Air Vice-Marshal Lintott said the airmen would not have been authorised to undertake this flight "if we didn't have the full confidence in their capabilities, their professionalism [and] health to do that flight."
Helipro chief executive Rick Lucas, whose Pukerua Bay farm is about 1km from the crash site, told the Herald he had offered his personal helicopter to assist rescue efforts.
He said poor weather conditions should not have affected pilot or helicopter performance.
"They [the pilots] would have been operating under visual flight rules so they would have had to see land or water below them so there was nothing in the conditions that would have impeded them," said Mr Lucas.
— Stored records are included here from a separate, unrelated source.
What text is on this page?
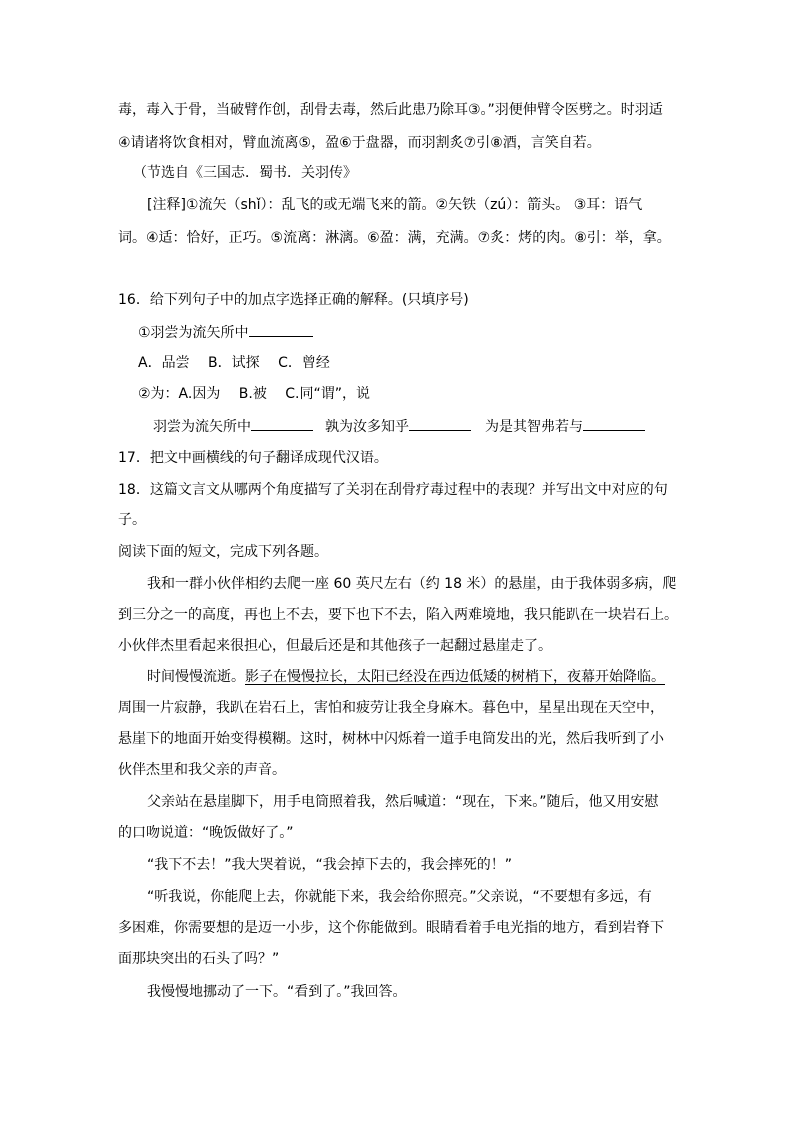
毒，毒入于骨，当破臂作创，刮骨去毒，然后此患乃除耳③。”羽便伸臂令医劈之。时羽适
④请诸将饮食相对，臂血流离⑤，盈⑥于盘器，而羽割炙⑦引⑧酒，言笑自若。
（节选自《三国志．蜀书．关羽传》
[注释]①流矢（shǐ）：乱飞的或无端飞来的箭。②矢铁（zú）：箭头。 ③耳：语气
词。④适：恰好，正巧。⑤流离：淋漓。⑥盈：满，充满。⑦炙：烤的肉。⑧引：举，拿。
16．给下列句子中的加点字选择正确的解释。(只填序号)
①羽尝为流矢所中
A．品尝　 B．试探　 C．曾经
②为：A.因为　 B.被　 C.同“谓”，说
羽尝为流矢所中	孰为汝多知乎	为是其智弗若与
17．把文中画横线的句子翻译成现代汉语。
18．这篇文言文从哪两个角度描写了关羽在刮骨疗毒过程中的表现？并写出文中对应的句
子。
阅读下面的短文，完成下列各题。
我和一群小伙伴相约去爬一座 60 英尺左右（约 18 米）的悬崖，由于我体弱多病，爬
到三分之一的高度，再也上不去，要下也下不去，陷入两难境地，我只能趴在一块岩石上。
小伙伴杰里看起来很担心，但最后还是和其他孩子一起翻过悬崖走了。
时间慢慢流逝。影子在慢慢拉长，太阳已经没在西边低矮的树梢下，夜幕开始降临。
周围一片寂静，我趴在岩石上，害怕和疲劳让我全身麻木。暮色中，星星出现在天空中，
悬崖下的地面开始变得模糊。这时，树林中闪烁着一道手电筒发出的光，然后我听到了小
伙伴杰里和我父亲的声音。
父亲站在悬崖脚下，用手电筒照着我，然后喊道：“现在，下来。”随后，他又用安慰
的口吻说道：“晚饭做好了。”
“我下不去！”我大哭着说，“我会掉下去的，我会摔死的！”
“听我说，你能爬上去，你就能下来，我会给你照亮。”父亲说，“不要想有多远，有
多困难，你需要想的是迈一小步，这个你能做到。眼睛看着手电光指的地方，看到岩脊下
面那块突出的石头了吗？”
我慢慢地挪动了一下。“看到了。”我回答。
Alan Beck, of Beck Helicopters, said the Iroquois was one of the world's most reliable helicopters.
Mr Beck, who has flown Bell helicopters for 38 years and bought the first restricted category ex-military Iroquois to New Zealand in 1990, said the US military were shutting down their Apache and the Blackhawk builds to go back to the Iroquois.
"Around the world the people that run these things commercially and in the military know they are one of the most robust helicopters ever made."
Aviation commentator Peter Clark said while the iroquois fleet were overdue for replacement, the RNZAF had maintained them to an incredibly high standard. "You could probably say these machines are better now than the day we bought them."